Arama

Unutulan Bir Büyük: Gökçen Hüseyin Efe'nin Hikayesi

1 yıl önce

Araştırmacı Behiç Galip Yavuz’a göre 1888, Araştırmacı Necat Çetin’e göre 1892 yılında, kimi araştırmacılara göre 1891 yılında, İzmir iline bağlı Ödemiş ilçesinin Ayasuret, şimdiki ismiyle Türkönü köyünde dünyaya gelmiştir.

Millî Mücadele Kahramanlarından Gökçen Hüseyin Kimdir?

Araştırmacı Behiç Galip Yavuz’a göre 1888, Araştırmacı Necat Çetin’e göre 1892 yılında, kimi araştırmacılara göre 1891 yılında, İzmir iline bağlı Ödemiş ilçesinin Ayasuret, şimdiki ismiyle Türkönü köyünde dünyaya gelmiştir. Kara Yusufoğlu aşiretinden gelmektedir. Çakırcalı Mehmet Efe’nin çok yakın akrabasıdır. Amcakızının oğludur. Babası İbrahim, Annesi Hatice’dir. Hatice Hanım, Hüseyin daha 8 yaşındayken vefat etmiştir. Hüseyin çocuk yaşta annesiz kalmış, ayrıca fakir bir ailenin çocuğu olarak büyüdüğü için geçimini yaşadığı köydeki komşularının hayvanlarını güderek yani başkası adına çobanlık yaparak geçirmektedir. Yine bu fakirlikten dolayı eğitimini tamamlayamamıştır. Asıl adı Hüseyin olmasına rağmen, sarı – yeşil arası olan göz renginden dolayı küçük yaşından beri köylüler kendisine Gökçen diye hitap etmeye başlamışlardır.

Gökçen Hüseyin Efe Hangi Sebeple Dağa Çıkmıştır?

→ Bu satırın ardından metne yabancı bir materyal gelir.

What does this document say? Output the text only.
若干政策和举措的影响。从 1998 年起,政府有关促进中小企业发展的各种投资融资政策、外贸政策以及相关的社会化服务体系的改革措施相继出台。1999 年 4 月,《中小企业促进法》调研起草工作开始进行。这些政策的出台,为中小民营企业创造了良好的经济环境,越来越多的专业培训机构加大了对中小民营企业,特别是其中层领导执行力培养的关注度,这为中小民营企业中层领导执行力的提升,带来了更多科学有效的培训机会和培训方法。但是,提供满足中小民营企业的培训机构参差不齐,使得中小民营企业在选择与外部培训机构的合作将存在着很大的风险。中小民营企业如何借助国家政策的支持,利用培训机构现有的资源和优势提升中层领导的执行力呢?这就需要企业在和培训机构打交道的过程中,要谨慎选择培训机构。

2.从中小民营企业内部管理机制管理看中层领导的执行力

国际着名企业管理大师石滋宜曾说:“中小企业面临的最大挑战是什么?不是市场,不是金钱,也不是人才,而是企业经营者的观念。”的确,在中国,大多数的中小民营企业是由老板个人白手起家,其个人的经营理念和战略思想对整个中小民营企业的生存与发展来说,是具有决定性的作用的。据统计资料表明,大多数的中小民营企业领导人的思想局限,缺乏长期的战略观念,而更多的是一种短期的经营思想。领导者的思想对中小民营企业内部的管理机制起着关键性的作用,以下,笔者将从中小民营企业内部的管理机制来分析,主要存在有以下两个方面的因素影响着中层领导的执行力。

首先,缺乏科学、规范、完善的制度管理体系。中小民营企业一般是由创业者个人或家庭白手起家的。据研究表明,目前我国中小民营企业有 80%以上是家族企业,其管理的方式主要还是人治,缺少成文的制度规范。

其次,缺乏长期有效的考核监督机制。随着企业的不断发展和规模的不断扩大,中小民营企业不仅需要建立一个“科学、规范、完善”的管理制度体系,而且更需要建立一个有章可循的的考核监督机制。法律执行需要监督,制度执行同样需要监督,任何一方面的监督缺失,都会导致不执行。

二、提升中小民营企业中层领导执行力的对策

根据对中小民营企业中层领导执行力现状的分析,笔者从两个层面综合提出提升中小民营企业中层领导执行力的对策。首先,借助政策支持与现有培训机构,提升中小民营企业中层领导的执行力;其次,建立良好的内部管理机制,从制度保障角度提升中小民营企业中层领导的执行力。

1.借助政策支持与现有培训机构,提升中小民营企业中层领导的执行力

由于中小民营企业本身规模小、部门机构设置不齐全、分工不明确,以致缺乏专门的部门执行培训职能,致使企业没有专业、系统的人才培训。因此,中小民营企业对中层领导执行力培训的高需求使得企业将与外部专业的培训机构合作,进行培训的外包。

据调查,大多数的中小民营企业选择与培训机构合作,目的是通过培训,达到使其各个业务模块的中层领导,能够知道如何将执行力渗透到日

Gökçen Hüseyin, çocukluğundan beri aslında Çakırcalı’nın yanında yetişmiştir. Öyle ki, Hüseyin 12 yaşında bir gün Çakırcalı’nın yanına geldiğinde, Çakırcalı, Hacı Mustafa’dan: Hacı, şu Gökçen’in güttüğü koyunlardan birini getir dediğinde, Hüseyin elindeki değneği sallayarak, “Erkeksen gel sen al” şeklinde cevap verir. Bu öyle bir vakur duruştur ki, o dönemde tek bir sözü padişahtan üstün olan, isminin duyulması bile halkın gönlünü korkutan bir isme böyle bir karşılık verebilmiştir. Çakırcalı ise, Amcakızımın oğlu Gökçen hele sen bir serpil, seni yanıma kızan alacağım der. Çakırcalının yanında yetişmesi O’nu Çakırcalı’nın halefi olarak görülmesini sağlamıştır.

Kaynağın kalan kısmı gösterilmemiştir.